After its execution, it will generate a file with the probabilities calculated by the model of each instance belonging to class 1 (i.e. having an Uncorrected Error in the next prediction window), alongside the correct class label. This file is stored as data/predictions.csv by default.
Once the predictions
file is generated, it can be evaluated by executing the evaluation.py script, which gives information such as the number of impact mitigations performed or the number of correctly predicted UEs.

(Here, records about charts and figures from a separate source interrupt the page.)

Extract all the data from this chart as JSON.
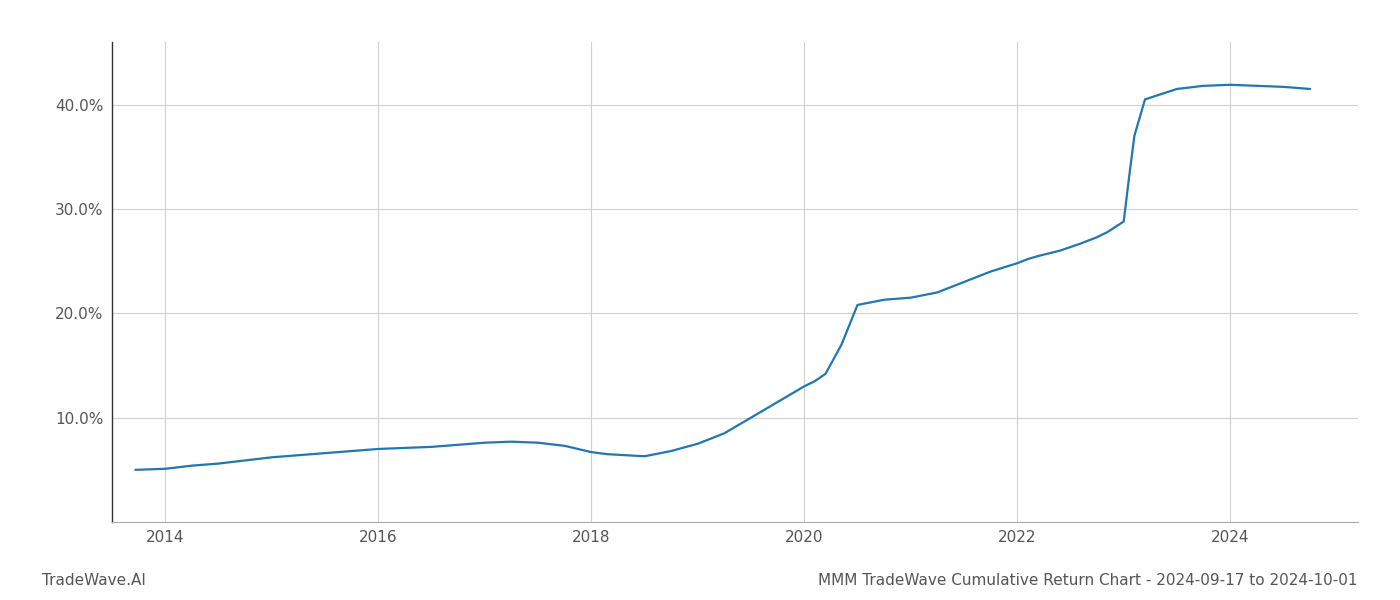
{
  "title": "MMM TradeWave Cumulative Return Chart - 2024-09-17 to 2024-10-01",
  "watermark": "TradeWave.AI",
  "line_color": "#1f77b4",
  "line_width": 1.6,
  "background_color": "#ffffff",
  "grid_color": "#d0d0d0",
  "x_data": [
    2013.72,
    2014.0,
    2014.25,
    2014.5,
    2014.75,
    2015.0,
    2015.25,
    2015.5,
    2015.75,
    2016.0,
    2016.25,
    2016.5,
    2016.75,
    2017.0,
    2017.25,
    2017.5,
    2017.75,
    2018.0,
    2018.15,
    2018.5,
    2018.75,
    2019.0,
    2019.25,
    2019.5,
    2019.75,
    2020.0,
    2020.1,
    2020.2,
    2020.35,
    2020.5,
    2020.75,
    2021.0,
    2021.25,
    2021.5,
    2021.75,
    2022.0,
    2022.1,
    2022.2,
    2022.4,
    2022.6,
    2022.75,
    2022.85,
    2023.0,
    2023.05,
    2023.1,
    2023.2,
    2023.5,
    2023.75,
    2024.0,
    2024.25,
    2024.5,
    2024.75
  ],
  "y_data": [
    5.0,
    5.1,
    5.4,
    5.6,
    5.9,
    6.2,
    6.4,
    6.6,
    6.8,
    7.0,
    7.1,
    7.2,
    7.4,
    7.6,
    7.7,
    7.6,
    7.3,
    6.7,
    6.5,
    6.3,
    6.8,
    7.5,
    8.5,
    10.0,
    11.5,
    13.0,
    13.5,
    14.2,
    17.0,
    20.8,
    21.3,
    21.5,
    22.0,
    23.0,
    24.0,
    24.8,
    25.2,
    25.5,
    26.0,
    26.7,
    27.3,
    27.8,
    28.8,
    33.0,
    37.0,
    40.5,
    41.5,
    41.8,
    41.9,
    41.8,
    41.7,
    41.5
  ],
  "xlim": [
    2013.5,
    2025.2
  ],
  "ylim": [
    0,
    46
  ],
  "yticks": [
    10.0,
    20.0,
    30.0,
    40.0
  ],
  "ytick_labels": [
    "10.0%",
    "20.0%",
    "30.0%",
    "40.0%"
  ],
  "xtick_labels": [
    "2014",
    "2016",
    "2018",
    "2020",
    "2022",
    "2024"
  ],
  "xtick_positions": [
    2014,
    2016,
    2018,
    2020,
    2022,
    2024
  ],
  "title_fontsize": 11,
  "tick_fontsize": 11,
  "watermark_fontsize": 11,
  "watermark_color": "#555555"
}
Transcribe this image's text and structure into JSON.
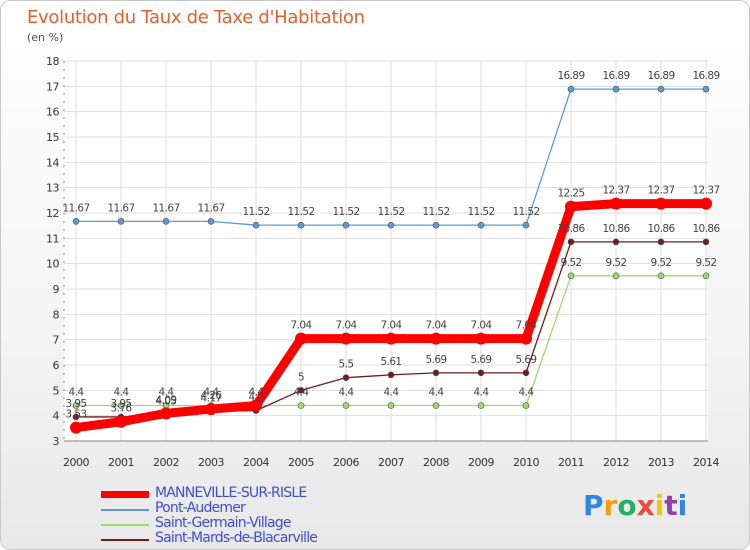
{
  "chart_data": {
    "type": "line",
    "title": "Evolution du Taux de Taxe d'Habitation",
    "unit_label": "(en %)",
    "x": [
      "2000",
      "2001",
      "2002",
      "2003",
      "2004",
      "2005",
      "2006",
      "2007",
      "2008",
      "2009",
      "2010",
      "2011",
      "2012",
      "2013",
      "2014"
    ],
    "ylim": [
      3,
      18
    ],
    "yticks": [
      3,
      4,
      5,
      6,
      7,
      8,
      9,
      10,
      11,
      12,
      13,
      14,
      15,
      16,
      17,
      18
    ],
    "grid": true,
    "legend_position": "bottom-left",
    "series": [
      {
        "name": "MANNEVILLE-SUR-RISLE",
        "color": "#ff0000",
        "values": [
          3.53,
          3.76,
          4.09,
          4.26,
          4.4,
          7.04,
          7.04,
          7.04,
          7.04,
          7.04,
          7.04,
          12.25,
          12.37,
          12.37,
          12.37
        ],
        "labels": [
          "3.53",
          "3.76",
          "4.09",
          "4.26",
          "4.4",
          "7.04",
          "7.04",
          "7.04",
          "7.04",
          "7.04",
          "7.04",
          "12.25",
          "12.37",
          "12.37",
          "12.37"
        ]
      },
      {
        "name": "Pont-Audemer",
        "color": "#5b9bd5",
        "values": [
          11.67,
          11.67,
          11.67,
          11.67,
          11.52,
          11.52,
          11.52,
          11.52,
          11.52,
          11.52,
          11.52,
          16.89,
          16.89,
          16.89,
          16.89
        ],
        "labels": [
          "11.67",
          "11.67",
          "11.67",
          "11.67",
          "11.52",
          "11.52",
          "11.52",
          "11.52",
          "11.52",
          "11.52",
          "11.52",
          "16.89",
          "16.89",
          "16.89",
          "16.89"
        ]
      },
      {
        "name": "Saint-Germain-Village",
        "color": "#99dd66",
        "values": [
          4.4,
          4.4,
          4.4,
          4.4,
          4.4,
          4.4,
          4.4,
          4.4,
          4.4,
          4.4,
          4.4,
          9.52,
          9.52,
          9.52,
          9.52
        ],
        "labels": [
          "4.4",
          "4.4",
          "4.4",
          "4.4",
          "4.4",
          "4.4",
          "4.4",
          "4.4",
          "4.4",
          "4.4",
          "4.4",
          "9.52",
          "9.52",
          "9.52",
          "9.52"
        ]
      },
      {
        "name": "Saint-Mards-de-Blacarville",
        "color": "#6b1f1f",
        "values": [
          3.95,
          3.95,
          4.05,
          4.17,
          4.2,
          5,
          5.5,
          5.61,
          5.69,
          5.69,
          5.69,
          10.86,
          10.86,
          10.86,
          10.86
        ],
        "labels": [
          "3.95",
          "3.95",
          "4.05",
          "4.17",
          "4.2",
          "5",
          "5.5",
          "5.61",
          "5.69",
          "5.69",
          "5.69",
          "10.86",
          "10.86",
          "10.86",
          "10.86"
        ]
      }
    ]
  },
  "logo": {
    "text": "Proxiti",
    "letters": [
      "P",
      "r",
      "o",
      "x",
      "i",
      "t",
      "i"
    ],
    "colors": [
      "#2e86de",
      "#f39c12",
      "#27ae60",
      "#e74c3c",
      "#f1c40f",
      "#8e44ad",
      "#2e86de"
    ]
  }
}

python3 evaluation.py --verbose
Switch | Long switch | Description |
---|---|---|
-pw | --prediction-window | Specifies the prediction window. It has to be defined in the form of pandas time offset aliases, see offset aliases for more information. |
-pf | --prediction-frequency | Specifies the prediction frequency. It has to be defined in the form of pandas time offset aliases, see offset aliases for more information. |
-tf | --train-frequency | Specifies the training frequency. It has to be defined in the form of pandas time offset aliases, see offset aliases for more information. |
-i-fts | --input-features | Path to the input features file, a CSV containing the features data. |
-i-ues | --input-ues | Path to the input Uncorrected Errors file, a CSV containing the UEs data. |
-o | --output-predictions | Path of the output file, a CSV containing the predictions data after the train/test iterations. |
-clf | --classifier | Classifier to use for training and predicting. Choices: RF, GBDT, LR, GNB, SVM or NN. |
-ru | --random-undersampling | Ratio of the number of samples in the minority class over the number of samples in the majority class after resampling. The ratio is expressed as Nm/NrM, where Nm is the number of samples in the minority class and NrM is the number of samples in the majority class after resampling. If the ratio is 0, do not sample. |
--verbose | If specified, shows information during the execution, such as performance, training times, etc. at each train/test split. |
Switch | Long switch | Description |
---|---|---|
-pw | --prediction-window | Specifies the prediction window. It has to be defined in the form of pandas time offset aliases, see offset aliases for more information. |
--mitigation-time | Specifies the time needed for performing an impact mitigation. It has to be defined in the form of pandas time offset aliases, see offset aliases for more information. | |
-i-preds | --input-predictions | Path to the input predictions file, a CSV containing the predictions data generated by the train_test script. |
-i-ues | --input-ues | Path to the input Uncorrected Errors file, a CSV containing the UEs data. |
-o | --output-evaluations | Path of the output file, a CSV containing the evaluations data. |
--verbose | If specified, shows the information regarding split the evaluation of the predictions. |
This work was supported by the Spanish Ministry of Science and Technology (project PID2019-107255GB), Generalitat de Catalunya (contracts 2014-SGR-1051 and 2014-SGR-1272) and the European Union’s Horizon 2020 research and innovation programme and EuroEXA project (grant agreement No 754337). Paul Carpenter and Marc Casas hold the Ramon y Cajal fellowship under contracts RYC2018-025628-I and RYC2017-23269, respectively, of the Ministry of Economy and Competitiveness of Spain.